Imagine you would turn on your trading platform and immediately know what to do after just checking a few things. Wouldn’t that boost your confidence every time you take a trade? The key is to have a trading plan. This includes not only to know when to trade but also- and this is even more important- when not to trade. You simple don’t plan to trade when you don’t have an statistical edge that this trade is probably a winner. “Probably” is the key word here. We don’t know if it is a winner for sure but the odds should be in your faour. Since we can’t look into the future we have to look into the past to see what trade would have the best in a similar situation. A trading system is a good approach to make your trading less random. If you have a certain set of rules when to trade and not to trade than you are able to see what works and what does not. Trading just by gut feeling will never give you that feedback. Of course a trading system can also fail in certain situation over a longer period of time but looking into the past gives you a pretty good indication what kind of setbacks you can expect. Meanwhile we are in the lucky situation that software can do the back testing work for you if you have a good idea. Keep in mind what the market really is: It reflects human behaviour. And human behavior does not really change. This means also the structure of the market does not change. You will see the same patterns over and over again. Identifying such patterns is one way to earn an edge over others.

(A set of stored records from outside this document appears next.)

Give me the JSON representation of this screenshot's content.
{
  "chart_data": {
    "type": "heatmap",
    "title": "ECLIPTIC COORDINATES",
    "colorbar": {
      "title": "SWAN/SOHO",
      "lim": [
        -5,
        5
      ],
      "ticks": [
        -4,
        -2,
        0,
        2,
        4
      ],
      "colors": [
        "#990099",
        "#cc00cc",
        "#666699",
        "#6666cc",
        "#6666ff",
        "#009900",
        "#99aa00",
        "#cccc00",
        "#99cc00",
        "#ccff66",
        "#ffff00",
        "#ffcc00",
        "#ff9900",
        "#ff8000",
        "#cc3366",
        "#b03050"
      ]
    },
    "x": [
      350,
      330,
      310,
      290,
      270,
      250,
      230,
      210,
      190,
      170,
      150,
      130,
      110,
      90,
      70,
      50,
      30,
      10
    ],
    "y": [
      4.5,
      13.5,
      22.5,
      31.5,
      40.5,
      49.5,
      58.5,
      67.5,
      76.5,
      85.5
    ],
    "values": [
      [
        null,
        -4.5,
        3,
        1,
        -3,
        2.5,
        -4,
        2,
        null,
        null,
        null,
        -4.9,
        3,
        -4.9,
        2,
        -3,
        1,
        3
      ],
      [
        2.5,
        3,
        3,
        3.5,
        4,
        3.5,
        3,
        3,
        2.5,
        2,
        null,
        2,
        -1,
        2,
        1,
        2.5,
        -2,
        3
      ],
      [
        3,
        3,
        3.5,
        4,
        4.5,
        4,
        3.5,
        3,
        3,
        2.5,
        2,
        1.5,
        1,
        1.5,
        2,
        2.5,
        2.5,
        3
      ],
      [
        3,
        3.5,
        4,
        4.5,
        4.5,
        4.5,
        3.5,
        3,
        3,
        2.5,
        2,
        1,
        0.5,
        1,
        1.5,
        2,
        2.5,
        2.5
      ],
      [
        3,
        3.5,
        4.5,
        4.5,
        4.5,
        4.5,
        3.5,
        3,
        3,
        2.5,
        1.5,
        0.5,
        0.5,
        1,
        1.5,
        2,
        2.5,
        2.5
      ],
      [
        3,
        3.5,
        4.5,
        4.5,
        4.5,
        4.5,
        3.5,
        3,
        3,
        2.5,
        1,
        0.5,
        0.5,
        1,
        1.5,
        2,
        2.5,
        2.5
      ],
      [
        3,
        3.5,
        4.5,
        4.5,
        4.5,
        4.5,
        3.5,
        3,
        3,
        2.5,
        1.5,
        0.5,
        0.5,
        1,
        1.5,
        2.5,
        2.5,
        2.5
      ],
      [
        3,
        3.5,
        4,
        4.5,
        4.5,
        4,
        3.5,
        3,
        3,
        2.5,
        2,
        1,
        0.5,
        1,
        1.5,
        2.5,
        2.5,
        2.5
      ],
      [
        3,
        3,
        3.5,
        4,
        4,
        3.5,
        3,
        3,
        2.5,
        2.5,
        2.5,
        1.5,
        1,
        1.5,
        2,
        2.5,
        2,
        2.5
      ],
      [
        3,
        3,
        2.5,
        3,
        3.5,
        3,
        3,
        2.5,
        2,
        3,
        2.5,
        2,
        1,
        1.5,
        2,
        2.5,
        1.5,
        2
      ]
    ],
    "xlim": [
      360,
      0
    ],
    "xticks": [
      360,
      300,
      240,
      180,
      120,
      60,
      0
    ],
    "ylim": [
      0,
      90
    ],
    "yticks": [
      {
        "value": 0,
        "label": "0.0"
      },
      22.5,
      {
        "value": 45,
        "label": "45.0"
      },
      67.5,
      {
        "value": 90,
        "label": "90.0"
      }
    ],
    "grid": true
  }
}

Teaching members how the market really works is one of our priorities in our trading room. The more you understand who is trading the market and what are the intentions of the different players the better you will get in picking the right trades. The intentions between a central bank and the Average Joe Trader are completely different. As an example usually month-end brings with it a natural demand in Euro against the British pound as the Bundesbank buys euros with the pounds that the UK pays the EU for its monthly contributions. Once a year (end of September)though it’s not that simple as we also see the annual farming subsidy paid back to the UK so that results in a demand for GBP.  Nor does the the average trader usually knows about these things-he trades the EUR/GBP just to make some pips. Moving the price in EUR/GBP in the last day of the month is done by the exchanges between the German Bundesbank and the UK and not by retail traders. Banks,Hedge Funds or Marco Funds on the other hand also have the power to move the prices but also driven by the intention to make profit. So it is important to understand why the market is behaving like we see it every day in our charts.

What do we teach in our Live day trading room:

-Who are the participants in the market

-What are their intentions

-In what direction bets the “smart money.”

-In what direction bets the “dumb money” ( keep in mind 90% of retail traders loose)

-How can you profit from identifying who is trading, why and in what direction

-How can you make predictions by comparing the actual situation with the past- Remember: The human behaviour trading financials market has not changed  in centuries and it it is unlikely it will ever change. You could argue that most trading today is computerized. But this makes it even easier to find repeating patterns since the algorithms trade the same “IF-Then” conditions patterns over and over again. And all algorithms are losing their edge eventually and have to get adjusted. This is done by obviously by humans. So in the end the main difference between an algorithm and a human trader is just important in the ultra high frequently trading since it trades a lot faster then a trader at his desk.

-Combining the structure of the market with technical chart analysis to have the best possible winning odds for a trade.

There is certainly no holy grail- not the one and only right approach to trade the market. But you should be prepared for your trading day and have a trading plan and tools to help you with that.